Ворота были крепкими, их нельзя было разбить, но возле них была маленькая калитка. И вот через неё я однажды загнал в город груженного золотом осла.
 
Филипп Македонский.
 
 
Немного слов передайте от Катулла, злых и последних.
 
Катулл.
 
   Толпа шла от темна до темна. Спешила. Со всех дорог, тропинок, погостов текли людские ручьи и вливались в неё. Словно сам Великий Мужик понял, что рано ещё превращаться в косу ятагану, снятому с убитого крымчака.
   Мяла, безмены, косы, дубины, пешни, похожие на короткие пики, татарские сабли, луки, кистени со ржавыми цепями, мечи и цепы, лица, груди под лохмотьями, чёрные руки, лохматые силуэты коней — всё колыхалось в зареве: жгли все встречные церкви и костёлы, все богатые поместья и замки. Вокруг всё пылало.
   Край пустел перед ними. Край беженцев. Край пустел за ними. Край присоединившихся. Поделённые Христом на десятки, сотни и тысячи, люди шли в относительном порядке, каждая сотня под своим стягом (в церквях брали только хоругви с Матерью и Христом, а остальные раздавали либо жгли, кромсали лезвиями секир). Отдельные конные отряды охраняли «лицо» войска, «бока» и «спину» его. Верховые из охотников на несколько часов опережали главные силы.
   Вечером предпоследнего дня случилось нехорошее с Магдалиной. Она ехала во главе войска, рядом с Христом. За ними на три версты колыхалась дорога, запруженная конными и пешими. Сколько глаз видел, горели во тьме языки факелов, слышались голоса, ржание коней, песни, смех и скрип возов.
   Христос то и дело косился на неё. Сидела в седле легко и привычно. На плечи наброшен грубый плащ, как у сотен и сотен здесь. Только капюшон откинут с красивой головы. Вместо него на блестящих волосах— кружевная испанская мантилья. Странно, красота её сегодня совсем не смертоносная, а мягкая, вся словно омытая чем-то незримым. Большеглазое кроткое лицо. Словно знает что-то страшное, но всё же примирилась с этим и едет.

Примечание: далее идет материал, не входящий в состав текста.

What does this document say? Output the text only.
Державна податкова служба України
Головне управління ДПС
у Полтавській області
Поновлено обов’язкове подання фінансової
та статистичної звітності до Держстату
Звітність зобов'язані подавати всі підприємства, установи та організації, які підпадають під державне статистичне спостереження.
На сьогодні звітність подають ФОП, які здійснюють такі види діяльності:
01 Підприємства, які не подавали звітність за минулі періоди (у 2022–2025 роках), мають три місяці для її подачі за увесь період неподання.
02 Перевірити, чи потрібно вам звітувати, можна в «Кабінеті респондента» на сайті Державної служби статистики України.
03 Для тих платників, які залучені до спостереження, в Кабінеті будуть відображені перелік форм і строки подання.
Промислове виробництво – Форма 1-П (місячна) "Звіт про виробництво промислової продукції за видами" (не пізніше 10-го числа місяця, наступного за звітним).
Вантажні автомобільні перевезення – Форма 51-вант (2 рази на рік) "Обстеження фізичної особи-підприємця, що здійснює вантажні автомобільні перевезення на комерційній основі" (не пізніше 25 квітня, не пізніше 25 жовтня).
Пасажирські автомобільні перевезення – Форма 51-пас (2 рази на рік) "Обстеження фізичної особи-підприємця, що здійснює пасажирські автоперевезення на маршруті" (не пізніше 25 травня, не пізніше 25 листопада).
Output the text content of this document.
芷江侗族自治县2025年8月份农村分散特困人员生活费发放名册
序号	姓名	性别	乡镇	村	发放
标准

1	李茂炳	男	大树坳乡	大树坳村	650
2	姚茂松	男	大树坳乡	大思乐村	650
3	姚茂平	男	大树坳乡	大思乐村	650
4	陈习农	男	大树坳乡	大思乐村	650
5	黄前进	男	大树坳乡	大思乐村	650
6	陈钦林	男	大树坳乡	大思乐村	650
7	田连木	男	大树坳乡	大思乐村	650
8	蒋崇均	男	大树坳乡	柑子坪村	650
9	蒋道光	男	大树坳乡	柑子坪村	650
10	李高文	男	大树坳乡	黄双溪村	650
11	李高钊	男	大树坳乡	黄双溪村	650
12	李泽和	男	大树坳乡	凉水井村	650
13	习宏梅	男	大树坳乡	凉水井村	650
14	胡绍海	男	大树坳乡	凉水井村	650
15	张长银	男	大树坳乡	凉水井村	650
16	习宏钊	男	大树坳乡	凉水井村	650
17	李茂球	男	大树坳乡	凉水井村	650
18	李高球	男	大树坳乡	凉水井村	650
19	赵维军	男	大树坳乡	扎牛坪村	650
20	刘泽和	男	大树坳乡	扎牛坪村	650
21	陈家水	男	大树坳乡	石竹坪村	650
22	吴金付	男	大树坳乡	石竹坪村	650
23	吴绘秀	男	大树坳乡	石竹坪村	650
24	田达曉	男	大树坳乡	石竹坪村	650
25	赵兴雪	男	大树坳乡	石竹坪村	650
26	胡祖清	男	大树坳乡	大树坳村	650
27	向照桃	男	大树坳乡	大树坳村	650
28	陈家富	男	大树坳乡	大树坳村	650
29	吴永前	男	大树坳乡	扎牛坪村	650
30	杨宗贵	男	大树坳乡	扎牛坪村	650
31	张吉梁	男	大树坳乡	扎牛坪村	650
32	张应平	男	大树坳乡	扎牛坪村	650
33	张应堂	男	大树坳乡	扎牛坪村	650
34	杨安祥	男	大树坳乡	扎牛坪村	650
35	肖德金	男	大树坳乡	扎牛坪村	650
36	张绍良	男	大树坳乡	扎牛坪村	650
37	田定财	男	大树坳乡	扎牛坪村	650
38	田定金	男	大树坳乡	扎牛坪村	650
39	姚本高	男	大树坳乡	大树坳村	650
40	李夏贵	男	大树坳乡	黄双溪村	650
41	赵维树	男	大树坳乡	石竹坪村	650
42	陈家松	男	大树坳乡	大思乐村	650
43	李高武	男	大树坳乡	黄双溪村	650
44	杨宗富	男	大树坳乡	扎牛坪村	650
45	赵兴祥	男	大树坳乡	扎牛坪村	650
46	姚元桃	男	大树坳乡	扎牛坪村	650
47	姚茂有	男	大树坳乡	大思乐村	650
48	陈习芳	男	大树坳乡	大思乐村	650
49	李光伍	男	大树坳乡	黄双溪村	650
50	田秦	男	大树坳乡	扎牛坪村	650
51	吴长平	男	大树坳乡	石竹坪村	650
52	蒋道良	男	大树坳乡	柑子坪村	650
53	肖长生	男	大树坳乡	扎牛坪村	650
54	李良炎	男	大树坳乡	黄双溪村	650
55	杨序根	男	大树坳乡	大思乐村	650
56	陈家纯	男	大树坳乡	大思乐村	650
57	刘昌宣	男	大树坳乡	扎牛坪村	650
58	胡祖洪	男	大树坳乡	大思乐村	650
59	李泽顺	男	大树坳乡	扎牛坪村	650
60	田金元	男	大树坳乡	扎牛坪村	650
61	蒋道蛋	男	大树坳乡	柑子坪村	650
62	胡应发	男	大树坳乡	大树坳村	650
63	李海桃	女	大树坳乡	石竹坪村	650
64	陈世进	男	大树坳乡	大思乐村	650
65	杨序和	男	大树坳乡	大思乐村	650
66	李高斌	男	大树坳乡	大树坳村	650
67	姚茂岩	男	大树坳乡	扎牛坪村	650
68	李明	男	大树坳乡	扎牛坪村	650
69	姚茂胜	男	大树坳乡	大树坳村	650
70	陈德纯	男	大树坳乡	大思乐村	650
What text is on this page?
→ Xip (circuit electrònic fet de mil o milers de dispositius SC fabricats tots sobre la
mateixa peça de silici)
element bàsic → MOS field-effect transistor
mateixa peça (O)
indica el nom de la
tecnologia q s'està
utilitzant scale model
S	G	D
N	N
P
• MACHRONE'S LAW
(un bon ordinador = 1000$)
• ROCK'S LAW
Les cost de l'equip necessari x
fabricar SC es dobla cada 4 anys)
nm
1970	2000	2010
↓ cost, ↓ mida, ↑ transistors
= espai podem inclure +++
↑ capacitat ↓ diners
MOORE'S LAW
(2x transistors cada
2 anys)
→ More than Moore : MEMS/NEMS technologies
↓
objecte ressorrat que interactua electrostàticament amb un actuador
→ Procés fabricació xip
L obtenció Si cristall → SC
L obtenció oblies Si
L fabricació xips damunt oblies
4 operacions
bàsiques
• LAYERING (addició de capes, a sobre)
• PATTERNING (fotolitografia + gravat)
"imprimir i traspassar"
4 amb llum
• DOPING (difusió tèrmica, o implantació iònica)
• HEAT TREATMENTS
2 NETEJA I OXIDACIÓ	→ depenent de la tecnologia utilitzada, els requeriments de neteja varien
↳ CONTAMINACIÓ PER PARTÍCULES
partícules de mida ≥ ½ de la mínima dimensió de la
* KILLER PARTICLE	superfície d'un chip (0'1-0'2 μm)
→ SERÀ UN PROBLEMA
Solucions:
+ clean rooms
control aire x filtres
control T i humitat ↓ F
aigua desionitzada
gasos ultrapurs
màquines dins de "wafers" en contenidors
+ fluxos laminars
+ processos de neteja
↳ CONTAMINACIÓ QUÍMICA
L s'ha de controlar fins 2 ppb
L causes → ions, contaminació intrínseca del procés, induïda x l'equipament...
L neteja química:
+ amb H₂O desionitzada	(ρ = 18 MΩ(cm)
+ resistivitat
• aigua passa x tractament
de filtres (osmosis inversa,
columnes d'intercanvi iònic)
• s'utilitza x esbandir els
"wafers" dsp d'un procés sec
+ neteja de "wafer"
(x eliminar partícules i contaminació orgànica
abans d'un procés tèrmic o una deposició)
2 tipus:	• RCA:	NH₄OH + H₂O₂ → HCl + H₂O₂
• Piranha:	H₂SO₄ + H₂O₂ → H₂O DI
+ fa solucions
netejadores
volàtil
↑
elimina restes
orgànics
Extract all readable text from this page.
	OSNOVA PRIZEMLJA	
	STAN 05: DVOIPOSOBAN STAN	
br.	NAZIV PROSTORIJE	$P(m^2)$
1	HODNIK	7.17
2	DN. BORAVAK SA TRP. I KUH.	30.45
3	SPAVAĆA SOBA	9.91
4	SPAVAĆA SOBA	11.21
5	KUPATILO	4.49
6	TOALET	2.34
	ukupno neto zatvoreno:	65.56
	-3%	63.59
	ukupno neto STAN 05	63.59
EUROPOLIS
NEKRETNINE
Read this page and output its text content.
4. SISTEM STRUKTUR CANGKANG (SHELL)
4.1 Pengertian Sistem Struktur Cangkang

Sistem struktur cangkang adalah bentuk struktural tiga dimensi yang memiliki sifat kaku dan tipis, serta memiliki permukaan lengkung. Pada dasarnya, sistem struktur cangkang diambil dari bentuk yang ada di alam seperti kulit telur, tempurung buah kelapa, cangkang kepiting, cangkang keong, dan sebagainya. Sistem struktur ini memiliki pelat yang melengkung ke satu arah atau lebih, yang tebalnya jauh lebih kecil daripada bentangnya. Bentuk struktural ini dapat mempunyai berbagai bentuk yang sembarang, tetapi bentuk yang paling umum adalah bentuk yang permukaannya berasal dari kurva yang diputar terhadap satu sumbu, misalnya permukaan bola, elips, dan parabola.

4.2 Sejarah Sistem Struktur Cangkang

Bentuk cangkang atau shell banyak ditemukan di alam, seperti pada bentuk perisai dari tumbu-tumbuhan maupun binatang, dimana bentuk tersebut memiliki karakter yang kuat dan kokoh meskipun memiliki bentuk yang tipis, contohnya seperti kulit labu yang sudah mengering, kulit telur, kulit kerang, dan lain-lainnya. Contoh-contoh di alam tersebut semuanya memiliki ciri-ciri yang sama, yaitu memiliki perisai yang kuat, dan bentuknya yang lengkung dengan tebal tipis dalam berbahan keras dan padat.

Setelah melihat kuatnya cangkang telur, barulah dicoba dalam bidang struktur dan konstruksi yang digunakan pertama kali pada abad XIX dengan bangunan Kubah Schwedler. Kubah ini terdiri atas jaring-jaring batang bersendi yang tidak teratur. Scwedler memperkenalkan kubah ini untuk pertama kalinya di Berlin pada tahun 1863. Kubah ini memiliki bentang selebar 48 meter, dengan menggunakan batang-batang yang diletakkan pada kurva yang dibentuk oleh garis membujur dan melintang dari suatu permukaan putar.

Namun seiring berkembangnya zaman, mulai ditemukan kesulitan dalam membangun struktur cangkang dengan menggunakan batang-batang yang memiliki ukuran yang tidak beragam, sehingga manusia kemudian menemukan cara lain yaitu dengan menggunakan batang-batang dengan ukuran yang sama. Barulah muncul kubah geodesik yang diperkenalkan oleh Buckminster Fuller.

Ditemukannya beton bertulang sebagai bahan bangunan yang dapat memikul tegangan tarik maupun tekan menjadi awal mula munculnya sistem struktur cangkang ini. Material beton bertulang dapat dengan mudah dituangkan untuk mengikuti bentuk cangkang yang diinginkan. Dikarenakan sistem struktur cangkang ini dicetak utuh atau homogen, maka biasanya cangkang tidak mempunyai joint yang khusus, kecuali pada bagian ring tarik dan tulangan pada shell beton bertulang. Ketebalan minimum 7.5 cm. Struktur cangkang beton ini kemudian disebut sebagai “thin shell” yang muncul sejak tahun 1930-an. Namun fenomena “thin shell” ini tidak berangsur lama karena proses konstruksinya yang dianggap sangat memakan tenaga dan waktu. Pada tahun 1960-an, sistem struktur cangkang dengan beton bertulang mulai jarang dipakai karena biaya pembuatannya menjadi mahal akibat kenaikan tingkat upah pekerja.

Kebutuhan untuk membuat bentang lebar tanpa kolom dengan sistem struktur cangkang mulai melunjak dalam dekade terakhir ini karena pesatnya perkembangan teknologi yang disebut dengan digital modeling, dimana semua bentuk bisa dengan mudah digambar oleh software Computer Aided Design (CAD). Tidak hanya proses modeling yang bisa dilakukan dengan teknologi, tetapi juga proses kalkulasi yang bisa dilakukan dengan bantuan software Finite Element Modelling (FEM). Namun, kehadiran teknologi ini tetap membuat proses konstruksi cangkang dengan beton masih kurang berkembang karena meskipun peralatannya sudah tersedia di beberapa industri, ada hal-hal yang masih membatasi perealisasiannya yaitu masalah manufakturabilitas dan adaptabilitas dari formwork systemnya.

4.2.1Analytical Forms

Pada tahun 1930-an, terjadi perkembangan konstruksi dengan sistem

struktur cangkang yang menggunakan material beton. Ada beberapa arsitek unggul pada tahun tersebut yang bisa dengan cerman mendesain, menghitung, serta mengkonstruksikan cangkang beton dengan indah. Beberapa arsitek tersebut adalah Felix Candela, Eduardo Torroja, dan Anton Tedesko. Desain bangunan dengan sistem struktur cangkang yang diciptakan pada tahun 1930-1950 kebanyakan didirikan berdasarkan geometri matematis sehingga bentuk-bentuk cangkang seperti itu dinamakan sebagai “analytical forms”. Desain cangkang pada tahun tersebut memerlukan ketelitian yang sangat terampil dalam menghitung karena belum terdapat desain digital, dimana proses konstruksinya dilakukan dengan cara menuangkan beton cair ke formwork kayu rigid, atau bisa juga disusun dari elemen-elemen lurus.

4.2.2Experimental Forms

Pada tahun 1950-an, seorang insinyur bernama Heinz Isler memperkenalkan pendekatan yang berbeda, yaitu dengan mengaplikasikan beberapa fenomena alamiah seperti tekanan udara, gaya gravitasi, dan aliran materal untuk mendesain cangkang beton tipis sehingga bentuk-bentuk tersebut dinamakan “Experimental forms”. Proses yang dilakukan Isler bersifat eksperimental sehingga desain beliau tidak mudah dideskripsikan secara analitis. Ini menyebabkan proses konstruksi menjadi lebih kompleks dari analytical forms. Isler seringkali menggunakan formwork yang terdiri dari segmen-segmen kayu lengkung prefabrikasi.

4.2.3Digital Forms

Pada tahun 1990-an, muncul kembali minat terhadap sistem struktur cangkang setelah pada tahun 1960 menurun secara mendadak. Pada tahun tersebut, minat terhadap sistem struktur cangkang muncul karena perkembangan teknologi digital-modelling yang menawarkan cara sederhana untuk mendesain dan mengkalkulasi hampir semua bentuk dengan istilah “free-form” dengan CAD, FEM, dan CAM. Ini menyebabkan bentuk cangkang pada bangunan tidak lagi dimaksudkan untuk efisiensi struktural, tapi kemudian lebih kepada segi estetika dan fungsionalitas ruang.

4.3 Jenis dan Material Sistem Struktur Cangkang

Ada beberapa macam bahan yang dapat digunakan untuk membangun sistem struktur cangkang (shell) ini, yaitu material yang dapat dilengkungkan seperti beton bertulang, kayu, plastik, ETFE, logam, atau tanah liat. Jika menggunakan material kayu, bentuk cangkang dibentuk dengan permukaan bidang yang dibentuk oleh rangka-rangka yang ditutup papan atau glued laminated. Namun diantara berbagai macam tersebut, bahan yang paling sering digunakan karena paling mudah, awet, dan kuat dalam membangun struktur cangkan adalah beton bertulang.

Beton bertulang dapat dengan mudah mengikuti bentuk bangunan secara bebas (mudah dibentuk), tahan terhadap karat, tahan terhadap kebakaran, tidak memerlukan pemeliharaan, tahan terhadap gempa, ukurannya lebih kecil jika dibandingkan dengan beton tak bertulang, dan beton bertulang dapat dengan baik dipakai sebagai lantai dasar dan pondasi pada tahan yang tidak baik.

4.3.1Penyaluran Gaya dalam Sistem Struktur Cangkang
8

   Она молчала. И вдруг он увидел, что глаза её со страхом смотрят куда-то вверх. Он также поднял взгляд.
   На огромном придорожном кресте висел, прибитый высоко — выше наконечников копий — деревянный Распятый. В мигающем свете лицо Иисуса казалось подвижным, искривленным, дивно живым. Распятый кричал что-то звёздному небу, и от пламени факелов деревянное тело его казалось залитым кровью.
   — Слушай, — помедлив, сказала она, — я была приставлена к тебе. Я следила за тобой.
   — Я знал, — так же не вдруг ответил он и, увидев, что она испугана, поправился: — Я догадывался. Голуби. Потом голубей не стало. Я знал, что ты когда-нибудь заговоришь.
   — Ты? Знал?
   — Я знал. Не так это сложно, чтоб не угадать простых мыслей.
   — Когда ты догадался?
   — Я знал. Голубей не стало.
   Она шумно втянула воздух.
   — Брось, — промолвил он. — Для меня не тайна, что с самого начала им всё обо мне было известно.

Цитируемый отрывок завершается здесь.